Did Billy Porter ever see this American Dream coming to fruition for him? If he didn’t Ryan Murphy certainly did. At the Pacific Design Center on Friday night, Pose co-creator Ryan Murphy appeared for a conversation in support of his Emmy-nominated series, explaining that in the initial stages of putting together the FX drama, one thought kept coming to mind: “There’s got to be something for Billy Porter in this show.”
According to the Deadline:
As the actor explained during the Pose panel, his personal relationship to the story being told in Pose was a major draw. “I was there. It is my era. I moved to New York December 27th, 1990; Paris Is Burning was the first film, as a black, gay man, where I saw any image of myself in a pseudo-mainstream way,” he said.
In early conversations about the series, Porter shared his experience of the AIDS crisis, as someone who had lived through it, discussing his personal experience of survivor’s guilt. “Survivor’s guilt is a real thing. ‘Why am I still here? What is the point? What is my purpose?’” he said. “I didn’t know how, but I always knew that my art was going to be my way into a deeper kind of healing.”
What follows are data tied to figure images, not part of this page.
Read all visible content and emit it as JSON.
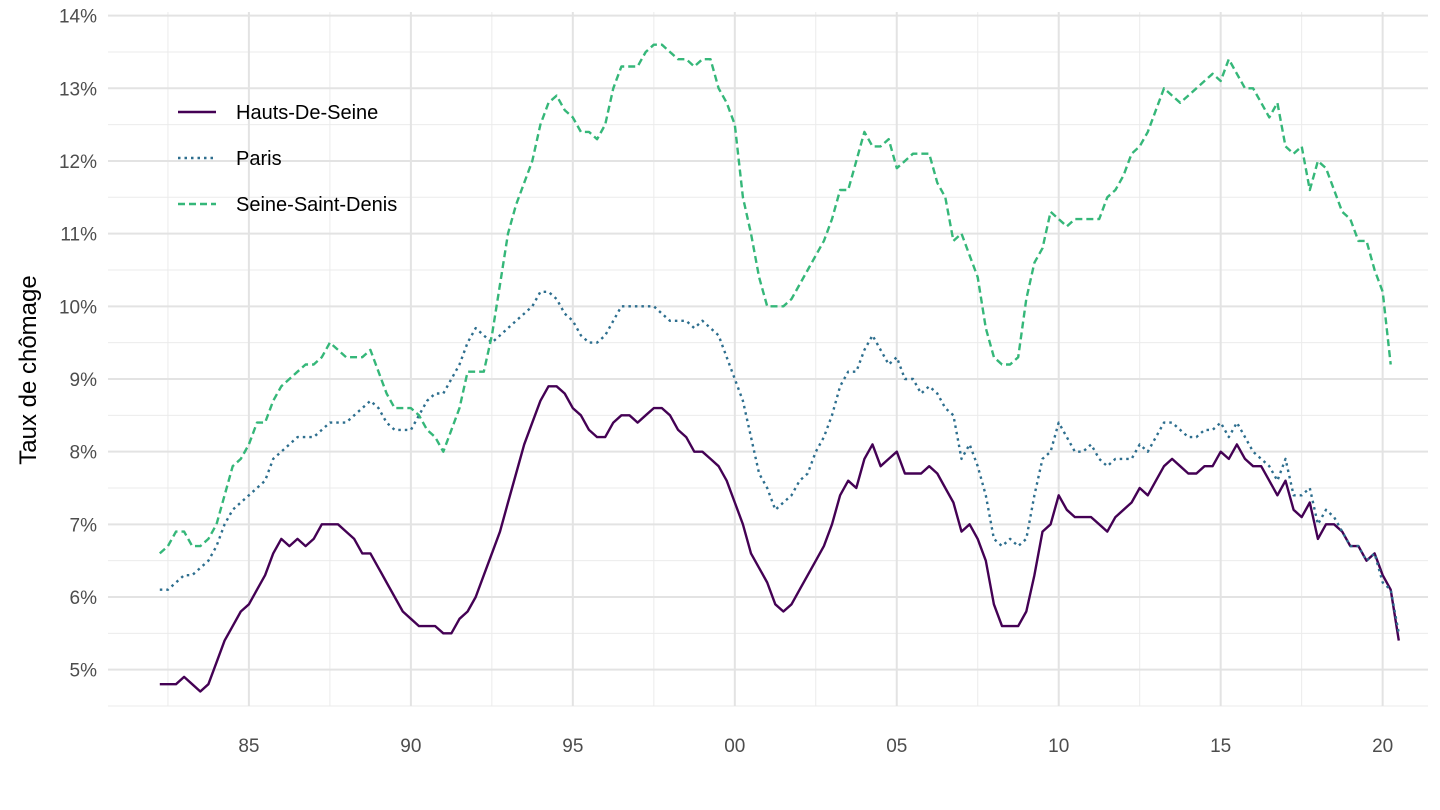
{
  "chart_data": {
    "type": "line",
    "title": "",
    "xlabel": "",
    "ylabel": "Taux de chômage",
    "x_ticks": [
      1985,
      1990,
      1995,
      2000,
      2005,
      2010,
      2015,
      2020
    ],
    "x_tick_labels": [
      "85",
      "90",
      "95",
      "00",
      "05",
      "10",
      "15",
      "20"
    ],
    "y_ticks": [
      5,
      6,
      7,
      8,
      9,
      10,
      11,
      12,
      13,
      14
    ],
    "y_tick_labels": [
      "5%",
      "6%",
      "7%",
      "8%",
      "9%",
      "10%",
      "11%",
      "12%",
      "13%",
      "14%"
    ],
    "xlim": [
      1980.65,
      1997.55
    ],
    "ylim": [
      4.5,
      14.05
    ],
    "grid": true,
    "legend_position": "top-left",
    "x_start": 1982.25,
    "x_step": 0.25,
    "series": [
      {
        "name": "Hauts-De-Seine",
        "color": "#440154",
        "dash": "solid",
        "values": [
          4.8,
          4.8,
          4.8,
          4.9,
          4.8,
          4.7,
          4.8,
          5.1,
          5.4,
          5.6,
          5.8,
          5.9,
          6.1,
          6.3,
          6.6,
          6.8,
          6.7,
          6.8,
          6.7,
          6.8,
          7.0,
          7.0,
          7.0,
          6.9,
          6.8,
          6.6,
          6.6,
          6.4,
          6.2,
          6.0,
          5.8,
          5.7,
          5.6,
          5.6,
          5.6,
          5.5,
          5.5,
          5.7,
          5.8,
          6.0,
          6.3,
          6.6,
          6.9,
          7.3,
          7.7,
          8.1,
          8.4,
          8.7,
          8.9,
          8.9,
          8.8,
          8.6,
          8.5,
          8.3,
          8.2,
          8.2,
          8.4,
          8.5,
          8.5,
          8.4,
          8.5,
          8.6,
          8.6,
          8.5,
          8.3,
          8.2,
          8.0,
          8.0,
          7.9,
          7.8,
          7.6,
          7.3,
          7.0,
          6.6,
          6.4,
          6.2,
          5.9,
          5.8,
          5.9,
          6.1,
          6.3,
          6.5,
          6.7,
          7.0,
          7.4,
          7.6,
          7.5,
          7.9,
          8.1,
          7.8,
          7.9,
          8.0,
          7.7,
          7.7,
          7.7,
          7.8,
          7.7,
          7.5,
          7.3,
          6.9,
          7.0,
          6.8,
          6.5,
          5.9,
          5.6,
          5.6,
          5.6,
          5.8,
          6.3,
          6.9,
          7.0,
          7.4,
          7.2,
          7.1,
          7.1,
          7.1,
          7.0,
          6.9,
          7.1,
          7.2,
          7.3,
          7.5,
          7.4,
          7.6,
          7.8,
          7.9,
          7.8,
          7.7,
          7.7,
          7.8,
          7.8,
          8.0,
          7.9,
          8.1,
          7.9,
          7.8,
          7.8,
          7.6,
          7.4,
          7.6,
          7.2,
          7.1,
          7.3,
          6.8,
          7.0,
          7.0,
          6.9,
          6.7,
          6.7,
          6.5,
          6.6,
          6.3,
          6.1,
          5.4
        ]
      },
      {
        "name": "Paris",
        "color": "#2d6e8e",
        "dash": "dotted",
        "values": [
          6.1,
          6.1,
          6.2,
          6.3,
          6.3,
          6.4,
          6.5,
          6.7,
          7.0,
          7.2,
          7.3,
          7.4,
          7.5,
          7.6,
          7.9,
          8.0,
          8.1,
          8.2,
          8.2,
          8.2,
          8.3,
          8.4,
          8.4,
          8.4,
          8.5,
          8.6,
          8.7,
          8.6,
          8.4,
          8.3,
          8.3,
          8.3,
          8.5,
          8.7,
          8.8,
          8.8,
          9.0,
          9.2,
          9.5,
          9.7,
          9.6,
          9.5,
          9.6,
          9.7,
          9.8,
          9.9,
          10.0,
          10.2,
          10.2,
          10.1,
          9.9,
          9.8,
          9.6,
          9.5,
          9.5,
          9.6,
          9.8,
          10.0,
          10.0,
          10.0,
          10.0,
          10.0,
          9.9,
          9.8,
          9.8,
          9.8,
          9.7,
          9.8,
          9.7,
          9.6,
          9.3,
          9.0,
          8.7,
          8.2,
          7.7,
          7.5,
          7.2,
          7.3,
          7.4,
          7.6,
          7.7,
          8.0,
          8.2,
          8.5,
          8.9,
          9.1,
          9.1,
          9.4,
          9.6,
          9.4,
          9.2,
          9.3,
          9.0,
          9.0,
          8.8,
          8.9,
          8.8,
          8.6,
          8.5,
          7.9,
          8.1,
          7.8,
          7.4,
          6.8,
          6.7,
          6.8,
          6.7,
          6.8,
          7.4,
          7.9,
          8.0,
          8.4,
          8.2,
          8.0,
          8.0,
          8.1,
          7.9,
          7.8,
          7.9,
          7.9,
          7.9,
          8.1,
          8.0,
          8.2,
          8.4,
          8.4,
          8.3,
          8.2,
          8.2,
          8.3,
          8.3,
          8.4,
          8.2,
          8.4,
          8.2,
          8.0,
          7.9,
          7.8,
          7.6,
          7.9,
          7.4,
          7.4,
          7.5,
          7.0,
          7.2,
          7.1,
          6.9,
          6.7,
          6.7,
          6.5,
          6.6,
          6.2,
          6.1,
          5.5
        ]
      },
      {
        "name": "Seine-Saint-Denis",
        "color": "#35b779",
        "dash": "dashed",
        "values": [
          6.6,
          6.7,
          6.9,
          6.9,
          6.7,
          6.7,
          6.8,
          7.0,
          7.4,
          7.8,
          7.9,
          8.1,
          8.4,
          8.4,
          8.7,
          8.9,
          9.0,
          9.1,
          9.2,
          9.2,
          9.3,
          9.5,
          9.4,
          9.3,
          9.3,
          9.3,
          9.4,
          9.1,
          8.8,
          8.6,
          8.6,
          8.6,
          8.5,
          8.3,
          8.2,
          8.0,
          8.3,
          8.6,
          9.1,
          9.1,
          9.1,
          9.6,
          10.3,
          11.0,
          11.4,
          11.7,
          12.0,
          12.5,
          12.8,
          12.9,
          12.7,
          12.6,
          12.4,
          12.4,
          12.3,
          12.5,
          13.0,
          13.3,
          13.3,
          13.3,
          13.5,
          13.6,
          13.6,
          13.5,
          13.4,
          13.4,
          13.3,
          13.4,
          13.4,
          13.0,
          12.8,
          12.5,
          11.5,
          11.0,
          10.4,
          10.0,
          10.0,
          10.0,
          10.1,
          10.3,
          10.5,
          10.7,
          10.9,
          11.2,
          11.6,
          11.6,
          12.0,
          12.4,
          12.2,
          12.2,
          12.3,
          11.9,
          12.0,
          12.1,
          12.1,
          12.1,
          11.7,
          11.5,
          10.9,
          11.0,
          10.7,
          10.4,
          9.7,
          9.3,
          9.2,
          9.2,
          9.3,
          10.1,
          10.6,
          10.8,
          11.3,
          11.2,
          11.1,
          11.2,
          11.2,
          11.2,
          11.2,
          11.5,
          11.6,
          11.8,
          12.1,
          12.2,
          12.4,
          12.7,
          13.0,
          12.9,
          12.8,
          12.9,
          13.0,
          13.1,
          13.2,
          13.1,
          13.4,
          13.2,
          13.0,
          13.0,
          12.8,
          12.6,
          12.8,
          12.2,
          12.1,
          12.2,
          11.6,
          12.0,
          11.9,
          11.6,
          11.3,
          11.2,
          10.9,
          10.9,
          10.5,
          10.2,
          9.2
        ]
      }
    ]
  }
}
Eventually, the role of Pray Tell was written specifically for Porter, and while directing the first two episodes of Season 1, Murphy observed “so much power” radiating from the actor. “There was so much there,” he said, “and I could tell that you felt you were letting things out for the first time.”
For Porter, who spent decades struggling as an openly gay black artist, shooting Pose was cathartic. “The first ball day sticks out really clearly to me because I was doing what I thought my television performance should be. I was trying to play Pray Tell and be smaller, be still, don’t be so crazy. [Murphy] walks in and is like, ‘Are you going to give me the sh*t? I need the sh*t. I need you. I need whatever you do,’” he recalled. “I had never said anything to him about it, but he knew instinctively. I was set free on that day, and I never turned back.”